Lettre 45 - Leibniz à Spinoza (5 octobre 1671)

  • 1er août 2005


à Monsieur B. de Spinoza,
Godefroy Leibniz.

Monsieur,

Entre autres mérites que la renommée vous attribue, j’ai appris que vous aviez une connaissance remarquable de l’optique. C’est pourquoi j’ai voulu vous adresser un certain mien essai : j’aurais peine à trouver meilleur juge en la matière.

La dissertation que je vous envoie et que j’ai intitulée Notitia opticae promotae a été publiée par moi pour qu’elle fût plus facile à communiquer aux amis et aux personnes qu’elle peut intéresser. J’entends dire que le très honoré M. Hudde est aussi un maître en cette matière et je ne doute pas que vous ne le connaissiez très bien. Si donc vous pouviez obtenir qu’il voulût bien, lui aussi, porter un jugement sur mon travail, vous m’obligeriez infiniment.

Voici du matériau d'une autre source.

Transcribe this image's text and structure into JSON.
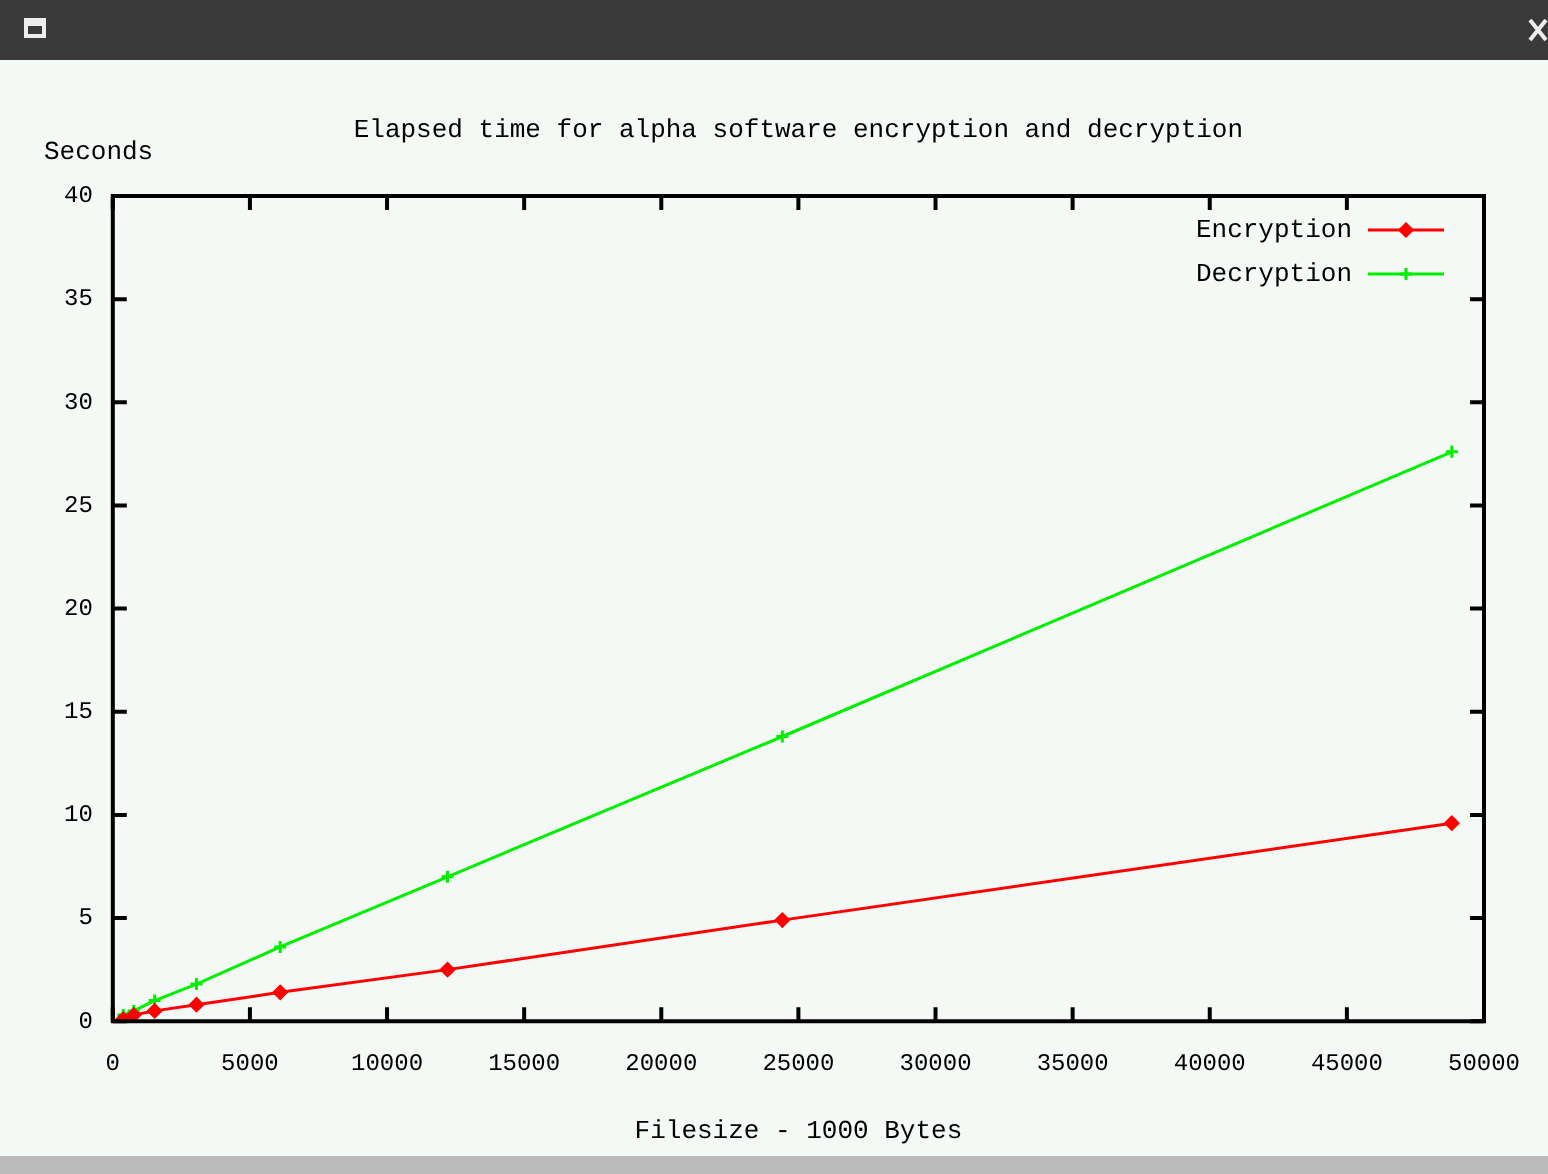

La dissertation fait connaître suffisamment par elle-même son objet. Je pense que vous possédez l’Introduction de François Lana de la Société de Jésus, écrite en italien , qui contient aussi quelques importantes propositions de dioptrique. Il y a aussi un Suisse du nom de Johan Oltius, un jeune homme très versé dans ces matières, qui a publié des Pensées physico-mécaniques sur la vision, dans lesquelles il promet d’une part une machine très simple et d’un usage tout à fait général pour polir tout genre de verre, d’autre part dit qu’il a trouvé moyen de rassembler tous les rayons provenant de tous les points d’un objet en autant de points correspondants. Mais cette méthode n’est appliquée qu’à un objet situé à une certaine distance et d’une certaine figure. Ce que je me suis proposé d’ailleurs se ramène à ceci : il ne s’agit pas d’obtenir que tous les rayons issus de tous les points convergent exactement, quelle que soit la distance de l’objet, cela est impossible autant qu’on le peut savoir jusqu’ici. Il s’agit de faire que les rayons issus de points non situés sur l’axe optique se réunissent comme ceux qui partent de points situés sur l’axe, et que l’on puisse en conséquence donner à l’ouverture des lentilles la grandeur que l’on voudra, la vision restant néanmoins distincte. Mais je m’en remets du jugement à porter sur ce point à votre pénétration. Portez-vous bien et veuillez accueillir favorablement, Monsieur, les compliments affectueux de

GODEFROY GUILLAUME LEIBNIZ,
Docteur en droit et conseiller à Mayence

P.-S. - Si vous voulez bien me répondre, j’espère que M. Diemerbroeck se chargera volontiers de me faire parvenir votre lettre. Je pense que vous connaissez ma nouvelle hypothèse physique , dans le cas contraire je vous l’enverrai.